Companies that have both independent contractors and employees doing similar types of work should be able to clearly articulate the different means of control it has over the two groups, advises Russell Hollrah, an attorney in the Washington, DC, office of Littler Mendelson. The differences should also be readily identifiable to employees and independent contractors.
The common law factors include:
1. Instructions. Instructing a worker on when, where, and how to perform work is evidence of control and indicative of employee status.
2. Training. The more training a worker receives through a client company, the more likely the worker may be seen as an employee.
3. Integration. As a worker’s services become more highly integrated or essential to the business operations of a client company, he is more likely to be considered an employee.
4. Services rendered personally. If a worker personally performs services, he may be considered an employee.
5. Hiring, supervising, and paying assistants. If a client company hires, supervises, and trains the worker’s assistants, or if a worker hires, supervises, and trains employees at the behest of a client company, the worker himself may be considered an employee.
6. Continuing relationship. Ongoing relationships between a worker and a client company may constitute an employment rather than contractor relationship. The regularity and duration of the relationship are also factors.
7. Set hours of work. If a worker must perform services during specified hours, he may be considered an employee.
8. Full-time work. A worker may be considered an employee if he must devote his full time to an engagement. The amount of work considered full-time varies with the nature of the occupation the worker is involved in and local custom.
9. Doing work on employer’s premises. If a worker uses an client company’s premises and office equipment to perform services, then he may be considered an employee, especially if the work could be performed equally well elsewhere.
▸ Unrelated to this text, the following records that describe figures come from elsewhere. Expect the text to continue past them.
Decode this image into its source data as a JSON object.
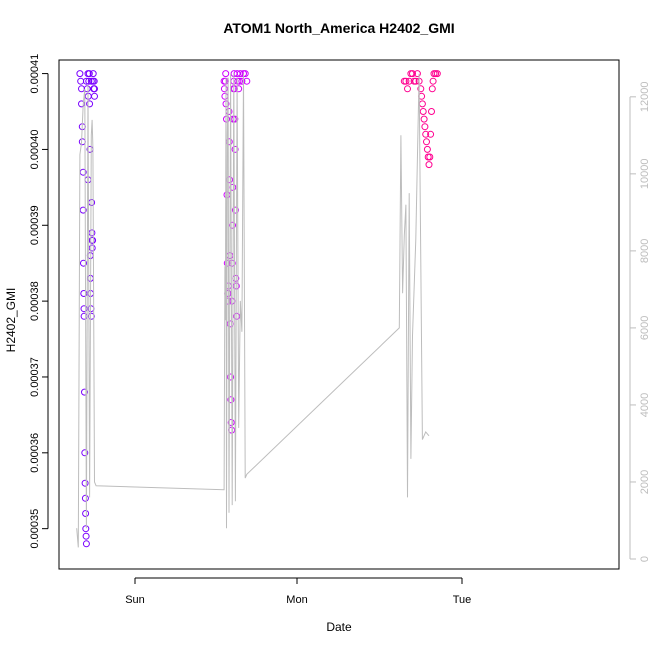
{
  "chart_data": {
    "type": "scatter",
    "title": "ATOM1 North_America H2402_GMI",
    "xlabel": "Date",
    "ylabel": "H2402_GMI",
    "x_ticks": [
      "Sun",
      "Mon",
      "Tue"
    ],
    "y_left": {
      "range": [
        0.000346,
        0.000411
      ],
      "ticks": [
        0.00035,
        0.00036,
        0.00037,
        0.00038,
        0.00039,
        0.0004,
        0.00041
      ],
      "tick_labels": [
        "0.00035",
        "0.00036",
        "0.00037",
        "0.00038",
        "0.00039",
        "0.00040",
        "0.00041"
      ]
    },
    "y_right": {
      "range": [
        0,
        12800
      ],
      "ticks": [
        0,
        2000,
        4000,
        6000,
        8000,
        10000,
        12000
      ],
      "tick_labels": [
        "0",
        "2000",
        "4000",
        "6000",
        "8000",
        "10000",
        "12000"
      ]
    },
    "grid": false,
    "marker_colors": [
      "#7a00ff",
      "#d000ff",
      "#ff0090"
    ],
    "line_color": "#bdbdbd",
    "scatter_points": [
      [
        -0.34,
        0.00041
      ],
      [
        -0.335,
        0.000409
      ],
      [
        -0.33,
        0.000408
      ],
      [
        -0.33,
        0.000406
      ],
      [
        -0.325,
        0.000403
      ],
      [
        -0.325,
        0.000401
      ],
      [
        -0.32,
        0.000397
      ],
      [
        -0.32,
        0.000392
      ],
      [
        -0.318,
        0.000385
      ],
      [
        -0.316,
        0.000381
      ],
      [
        -0.315,
        0.000379
      ],
      [
        -0.314,
        0.000378
      ],
      [
        -0.312,
        0.000368
      ],
      [
        -0.31,
        0.00036
      ],
      [
        -0.308,
        0.000356
      ],
      [
        -0.306,
        0.000354
      ],
      [
        -0.305,
        0.000352
      ],
      [
        -0.304,
        0.00035
      ],
      [
        -0.302,
        0.000349
      ],
      [
        -0.3,
        0.000348
      ],
      [
        -0.3,
        0.000409
      ],
      [
        -0.295,
        0.000408
      ],
      [
        -0.29,
        0.00041
      ],
      [
        -0.29,
        0.000396
      ],
      [
        -0.288,
        0.000407
      ],
      [
        -0.285,
        0.000409
      ],
      [
        -0.282,
        0.00041
      ],
      [
        -0.28,
        0.000406
      ],
      [
        -0.278,
        0.0004
      ],
      [
        -0.276,
        0.000386
      ],
      [
        -0.275,
        0.000383
      ],
      [
        -0.274,
        0.000381
      ],
      [
        -0.272,
        0.000379
      ],
      [
        -0.27,
        0.000378
      ],
      [
        -0.27,
        0.000409
      ],
      [
        -0.268,
        0.000393
      ],
      [
        -0.266,
        0.000389
      ],
      [
        -0.265,
        0.000388
      ],
      [
        -0.264,
        0.000387
      ],
      [
        -0.262,
        0.000388
      ],
      [
        -0.26,
        0.000409
      ],
      [
        -0.258,
        0.00041
      ],
      [
        -0.255,
        0.000408
      ],
      [
        -0.252,
        0.000409
      ],
      [
        -0.25,
        0.000408
      ],
      [
        -0.25,
        0.000407
      ],
      [
        0.55,
        0.000409
      ],
      [
        0.552,
        0.000408
      ],
      [
        0.555,
        0.000407
      ],
      [
        0.558,
        0.000409
      ],
      [
        0.56,
        0.00041
      ],
      [
        0.562,
        0.000406
      ],
      [
        0.565,
        0.000404
      ],
      [
        0.568,
        0.000394
      ],
      [
        0.57,
        0.000385
      ],
      [
        0.572,
        0.000381
      ],
      [
        0.574,
        0.00038
      ],
      [
        0.576,
        0.000381
      ],
      [
        0.578,
        0.000382
      ],
      [
        0.58,
        0.000405
      ],
      [
        0.582,
        0.000401
      ],
      [
        0.584,
        0.000396
      ],
      [
        0.586,
        0.000386
      ],
      [
        0.588,
        0.000377
      ],
      [
        0.59,
        0.00037
      ],
      [
        0.592,
        0.000367
      ],
      [
        0.594,
        0.000364
      ],
      [
        0.596,
        0.000363
      ],
      [
        0.598,
        0.00038
      ],
      [
        0.6,
        0.000385
      ],
      [
        0.602,
        0.00039
      ],
      [
        0.604,
        0.000395
      ],
      [
        0.606,
        0.000404
      ],
      [
        0.608,
        0.000408
      ],
      [
        0.61,
        0.000409
      ],
      [
        0.612,
        0.00041
      ],
      [
        0.614,
        0.000408
      ],
      [
        0.616,
        0.000404
      ],
      [
        0.618,
        0.0004
      ],
      [
        0.62,
        0.000392
      ],
      [
        0.622,
        0.000383
      ],
      [
        0.625,
        0.000382
      ],
      [
        0.628,
        0.000378
      ],
      [
        0.63,
        0.00041
      ],
      [
        0.635,
        0.000409
      ],
      [
        0.64,
        0.000408
      ],
      [
        0.645,
        0.000409
      ],
      [
        0.65,
        0.00041
      ],
      [
        0.66,
        0.000409
      ],
      [
        0.67,
        0.00041
      ],
      [
        0.68,
        0.00041
      ],
      [
        0.69,
        0.000409
      ],
      [
        1.65,
        0.000409
      ],
      [
        1.66,
        0.000409
      ],
      [
        1.67,
        0.000408
      ],
      [
        1.68,
        0.000409
      ],
      [
        1.69,
        0.00041
      ],
      [
        1.7,
        0.00041
      ],
      [
        1.71,
        0.000409
      ],
      [
        1.72,
        0.000409
      ],
      [
        1.73,
        0.00041
      ],
      [
        1.74,
        0.000409
      ],
      [
        1.75,
        0.000408
      ],
      [
        1.755,
        0.000407
      ],
      [
        1.76,
        0.000406
      ],
      [
        1.765,
        0.000405
      ],
      [
        1.77,
        0.000404
      ],
      [
        1.775,
        0.000403
      ],
      [
        1.78,
        0.000402
      ],
      [
        1.785,
        0.000401
      ],
      [
        1.79,
        0.0004
      ],
      [
        1.795,
        0.000399
      ],
      [
        1.8,
        0.000398
      ],
      [
        1.805,
        0.000399
      ],
      [
        1.81,
        0.000402
      ],
      [
        1.815,
        0.000405
      ],
      [
        1.82,
        0.000408
      ],
      [
        1.825,
        0.000409
      ],
      [
        1.83,
        0.00041
      ],
      [
        1.84,
        0.00041
      ],
      [
        1.85,
        0.00041
      ]
    ],
    "line_points": [
      [
        -0.36,
        800
      ],
      [
        -0.35,
        300
      ],
      [
        -0.34,
        10500
      ],
      [
        -0.33,
        10800
      ],
      [
        -0.32,
        11800
      ],
      [
        -0.31,
        12200
      ],
      [
        -0.3,
        800
      ],
      [
        -0.29,
        12300
      ],
      [
        -0.28,
        1600
      ],
      [
        -0.27,
        11000
      ],
      [
        -0.265,
        11400
      ],
      [
        -0.26,
        10700
      ],
      [
        -0.25,
        2000
      ],
      [
        -0.24,
        1900
      ],
      [
        0.55,
        1800
      ],
      [
        0.555,
        7600
      ],
      [
        0.558,
        6200
      ],
      [
        0.562,
        12500
      ],
      [
        0.565,
        800
      ],
      [
        0.57,
        11000
      ],
      [
        0.575,
        12500
      ],
      [
        0.58,
        1200
      ],
      [
        0.59,
        12600
      ],
      [
        0.6,
        1400
      ],
      [
        0.61,
        12600
      ],
      [
        0.62,
        1500
      ],
      [
        0.63,
        12500
      ],
      [
        0.64,
        3400
      ],
      [
        0.65,
        6700
      ],
      [
        0.66,
        5900
      ],
      [
        0.67,
        12600
      ],
      [
        0.68,
        2100
      ],
      [
        0.69,
        2200
      ],
      [
        1.62,
        6000
      ],
      [
        1.63,
        11000
      ],
      [
        1.64,
        6900
      ],
      [
        1.65,
        8400
      ],
      [
        1.66,
        9200
      ],
      [
        1.67,
        1600
      ],
      [
        1.68,
        9500
      ],
      [
        1.69,
        2600
      ],
      [
        1.7,
        5800
      ],
      [
        1.72,
        8300
      ],
      [
        1.74,
        12600
      ],
      [
        1.76,
        3100
      ],
      [
        1.78,
        3300
      ],
      [
        1.8,
        3200
      ]
    ]
  }
}
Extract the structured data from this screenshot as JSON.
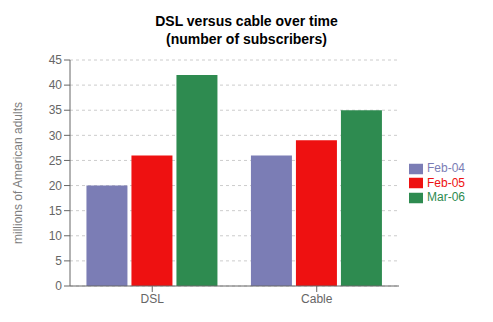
{
  "chart_data": {
    "type": "bar",
    "title": "DSL versus cable over time\n(number of subscribers)",
    "ylabel": "millions of American adults",
    "categories": [
      "DSL",
      "Cable"
    ],
    "series": [
      {
        "name": "Feb-04",
        "values": [
          20,
          26
        ],
        "color": "#7B7DB5"
      },
      {
        "name": "Feb-05",
        "values": [
          26,
          29
        ],
        "color": "#EE1111"
      },
      {
        "name": "Mar-06",
        "values": [
          42,
          35
        ],
        "color": "#2E8B50"
      }
    ],
    "ylim": [
      0,
      45
    ],
    "yticks": [
      0,
      5,
      10,
      15,
      20,
      25,
      30,
      35,
      40,
      45
    ],
    "grid": true,
    "legend": "right"
  }
}
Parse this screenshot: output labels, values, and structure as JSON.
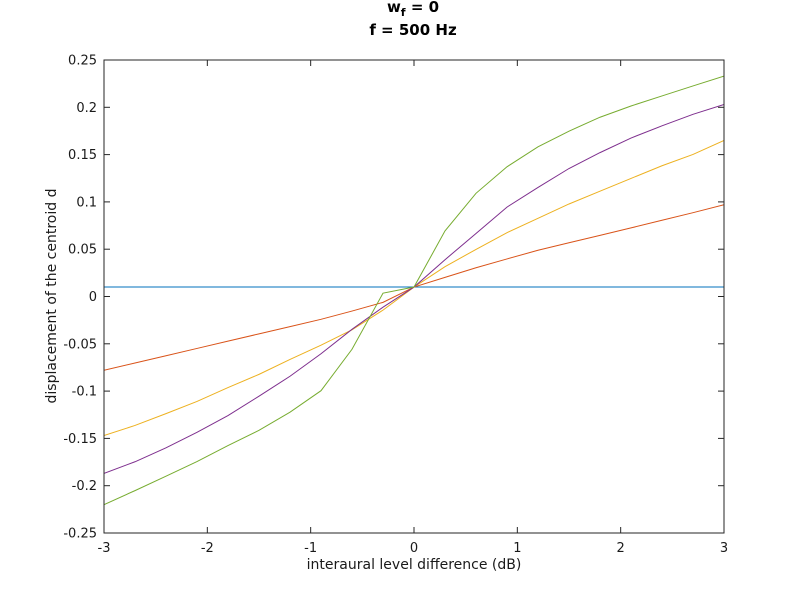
{
  "chart_data": {
    "type": "line",
    "title": {
      "line1_main": "w",
      "line1_sub": "f",
      "line1_rest": " = 0",
      "line2": "f = 500 Hz"
    },
    "xlabel": "interaural level difference (dB)",
    "ylabel": "displacement of the centroid d",
    "xlim": [
      -3,
      3
    ],
    "ylim": [
      -0.25,
      0.25
    ],
    "xticks": [
      -3,
      -2,
      -1,
      0,
      1,
      2,
      3
    ],
    "xtick_labels": [
      "-3",
      "-2",
      "-1",
      "0",
      "1",
      "2",
      "3"
    ],
    "yticks": [
      -0.25,
      -0.2,
      -0.15,
      -0.1,
      -0.05,
      0,
      0.05,
      0.1,
      0.15,
      0.2,
      0.25
    ],
    "ytick_labels": [
      "-0.25",
      "-0.2",
      "-0.15",
      "-0.1",
      "-0.05",
      "0",
      "0.05",
      "0.1",
      "0.15",
      "0.2",
      "0.25"
    ],
    "grid": false,
    "x": [
      -3,
      -2.7,
      -2.4,
      -2.1,
      -1.8,
      -1.5,
      -1.2,
      -0.9,
      -0.6,
      -0.3,
      0,
      0.3,
      0.6,
      0.9,
      1.2,
      1.5,
      1.8,
      2.1,
      2.4,
      2.7,
      3
    ],
    "series": [
      {
        "color": "#0072bd",
        "values": [
          0.01,
          0.01,
          0.01,
          0.01,
          0.01,
          0.01,
          0.01,
          0.01,
          0.01,
          0.01,
          0.01,
          0.01,
          0.01,
          0.01,
          0.01,
          0.01,
          0.01,
          0.01,
          0.01,
          0.01,
          0.01
        ]
      },
      {
        "color": "#d95319",
        "values": [
          -0.078,
          -0.0703,
          -0.0626,
          -0.0549,
          -0.0472,
          -0.0395,
          -0.0318,
          -0.0241,
          -0.0154,
          -0.0062,
          0.01,
          0.0202,
          0.0304,
          0.0397,
          0.0489,
          0.0568,
          0.0646,
          0.0725,
          0.0806,
          0.0886,
          0.097
        ]
      },
      {
        "color": "#edb120",
        "values": [
          -0.147,
          -0.1363,
          -0.1238,
          -0.1109,
          -0.0963,
          -0.0823,
          -0.0665,
          -0.0515,
          -0.0352,
          -0.0144,
          0.01,
          0.0315,
          0.0498,
          0.0675,
          0.0827,
          0.0978,
          0.1113,
          0.1248,
          0.1382,
          0.1502,
          0.165
        ]
      },
      {
        "color": "#7e2f8e",
        "values": [
          -0.187,
          -0.1747,
          -0.16,
          -0.1436,
          -0.1259,
          -0.1054,
          -0.0843,
          -0.0605,
          -0.0347,
          -0.0113,
          0.01,
          0.0389,
          0.0666,
          0.0945,
          0.1153,
          0.1353,
          0.1521,
          0.1675,
          0.1804,
          0.1926,
          0.203
        ]
      },
      {
        "color": "#77ac30",
        "values": [
          -0.22,
          -0.2052,
          -0.1899,
          -0.1745,
          -0.1576,
          -0.1415,
          -0.1223,
          -0.0996,
          -0.0558,
          0.0035,
          0.01,
          0.0693,
          0.1091,
          0.1371,
          0.1582,
          0.1748,
          0.1895,
          0.2014,
          0.212,
          0.2226,
          0.233
        ]
      }
    ]
  }
}
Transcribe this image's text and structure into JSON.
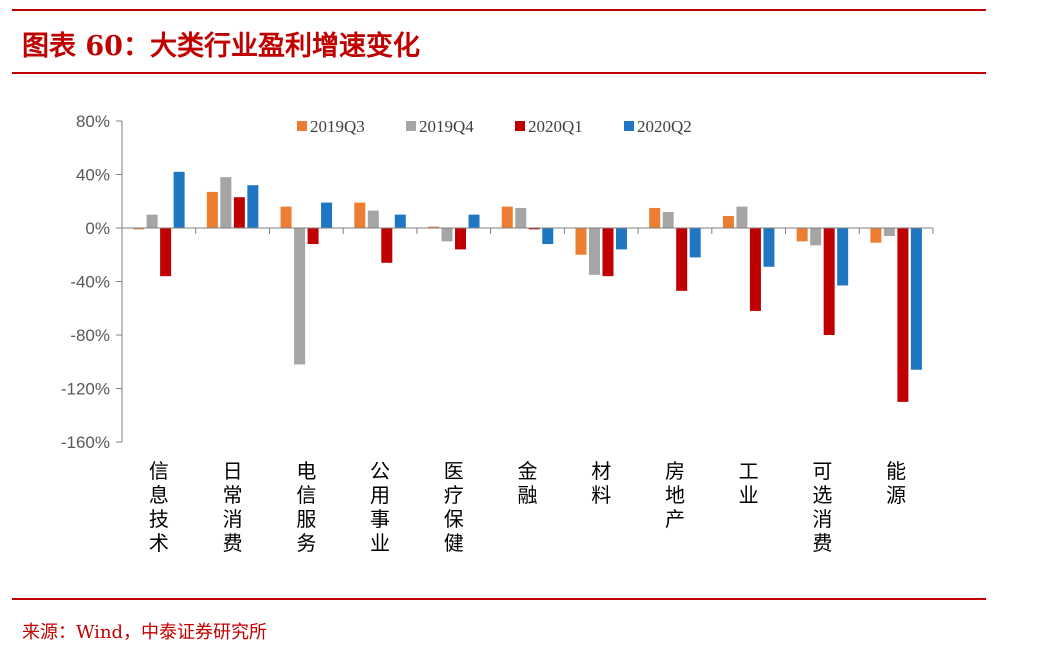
{
  "header": {
    "title": "图表 60：大类行业盈利增速变化"
  },
  "footer": {
    "source": "来源：Wind，中泰证券研究所"
  },
  "chart_data": {
    "type": "bar",
    "title": "大类行业盈利增速变化",
    "xlabel": "",
    "ylabel": "",
    "ylim": [
      -160,
      80
    ],
    "y_ticks": [
      80,
      40,
      0,
      -40,
      -80,
      -120,
      -160
    ],
    "y_tick_labels": [
      "80%",
      "40%",
      "0%",
      "-40%",
      "-80%",
      "-120%",
      "-160%"
    ],
    "grid": false,
    "legend_position": "top",
    "categories": [
      "信息技术",
      "日常消费",
      "电信服务",
      "公用事业",
      "医疗保健",
      "金融",
      "材料",
      "房地产",
      "工业",
      "可选消费",
      "能源"
    ],
    "series": [
      {
        "name": "2019Q3",
        "color": "#ed7d31",
        "values": [
          -1,
          27,
          16,
          19,
          1,
          16,
          -20,
          15,
          9,
          -10,
          -11
        ]
      },
      {
        "name": "2019Q4",
        "color": "#a5a5a5",
        "values": [
          10,
          38,
          -102,
          13,
          -10,
          15,
          -35,
          12,
          16,
          -13,
          -6
        ]
      },
      {
        "name": "2020Q1",
        "color": "#c00000",
        "values": [
          -36,
          23,
          -12,
          -26,
          -16,
          -1,
          -36,
          -47,
          -62,
          -80,
          -130
        ]
      },
      {
        "name": "2020Q2",
        "color": "#1f77c4",
        "values": [
          42,
          32,
          19,
          10,
          10,
          -12,
          -16,
          -22,
          -29,
          -43,
          -106
        ]
      }
    ]
  }
}
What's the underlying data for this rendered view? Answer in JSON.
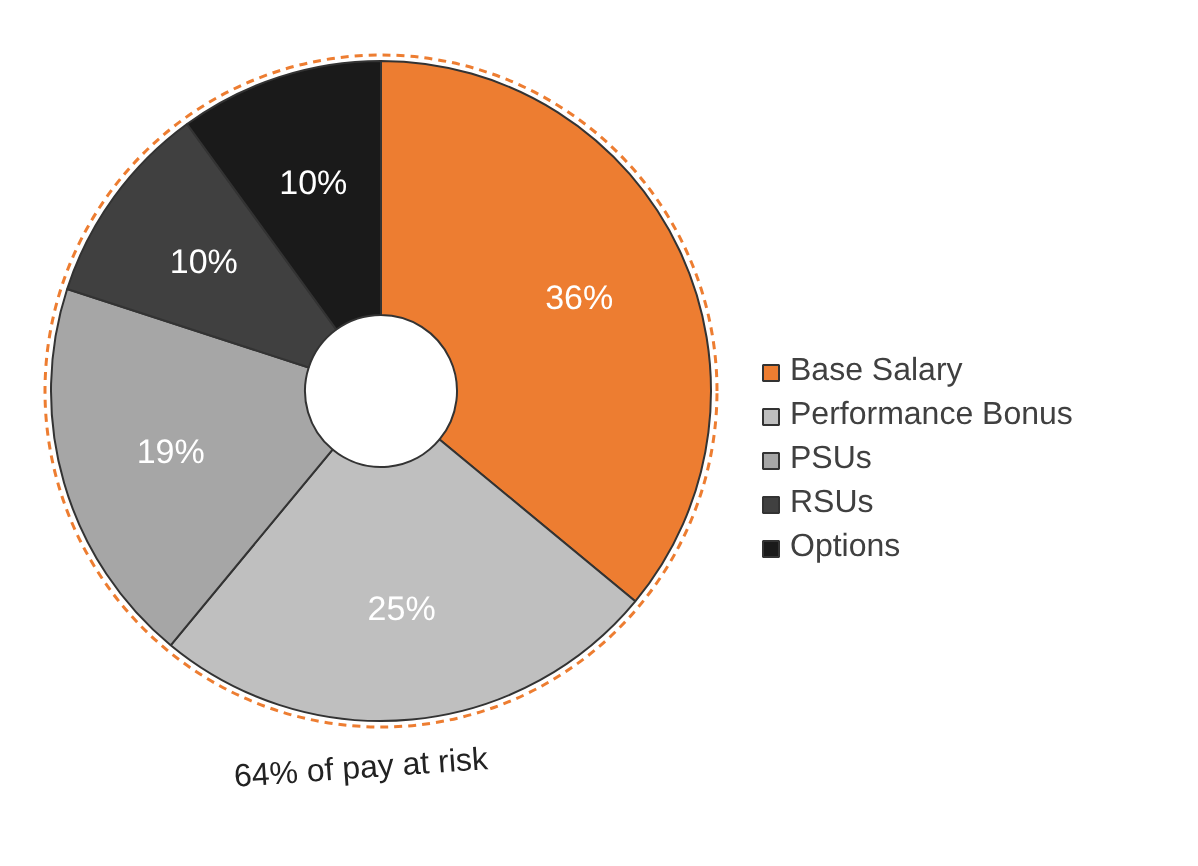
{
  "chart_data": {
    "type": "donut",
    "categories": [
      "Base Salary",
      "Performance Bonus",
      "PSUs",
      "RSUs",
      "Options"
    ],
    "values": [
      36,
      25,
      19,
      10,
      10
    ],
    "colors": [
      "#ed7d31",
      "#bfbfbf",
      "#a6a6a6",
      "#404040",
      "#1a1a1a"
    ],
    "value_labels": [
      "36%",
      "25%",
      "19%",
      "10%",
      "10%"
    ],
    "legend": "right",
    "annotations": [
      "64% of pay at risk"
    ]
  }
}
10. Order or sequence set. If a worker must perform tasks in a specified way and follow proscribed routines and schedules, he may be considered an employee.
11. Oral or written reports. If a client company requires a worker to submit regular status reports, the worker may be considered an employee.
12. Payment by hour, week, or month. An employer-employee relationship may exist when a client pays a worker at regular intervals.
13. Payment for business and traveling expenses. Reimbursing a worker for his traveling or business expenses suggests an employee relationship.
14. Furnishing tools and materials. If a client company furnishes a worker with tools and materials needed to complete an engagement, then it may be considered the worker’s employer.
15. Significant investment. The less a worker has invested in the facilities or equipment that he uses to perform his services, the stronger the evidence that he is an employee.
16. Realization of profit or loss. A worker who earns income from a client company at a fixed rate, and without risk of loss, is more likely to be considered an employee.
17. Working for more than one firm at a time. If a worker performs services for only one client company at a time, he may be considered an employee.
18. Making services available to the general public. A worker who does not offer his services to the general public may show evidence that he is an employee.
19. Right to discharge. A worker who can be discharged at any time for any reason — as opposed to when he breaches the terms of a contract — may be considered an employee.
20. Right to terminate. A worker who can terminate an engagement at any time for any reason — rather than at the completion of the engagement or upon breach of a contract term by the client — may be considered an employee.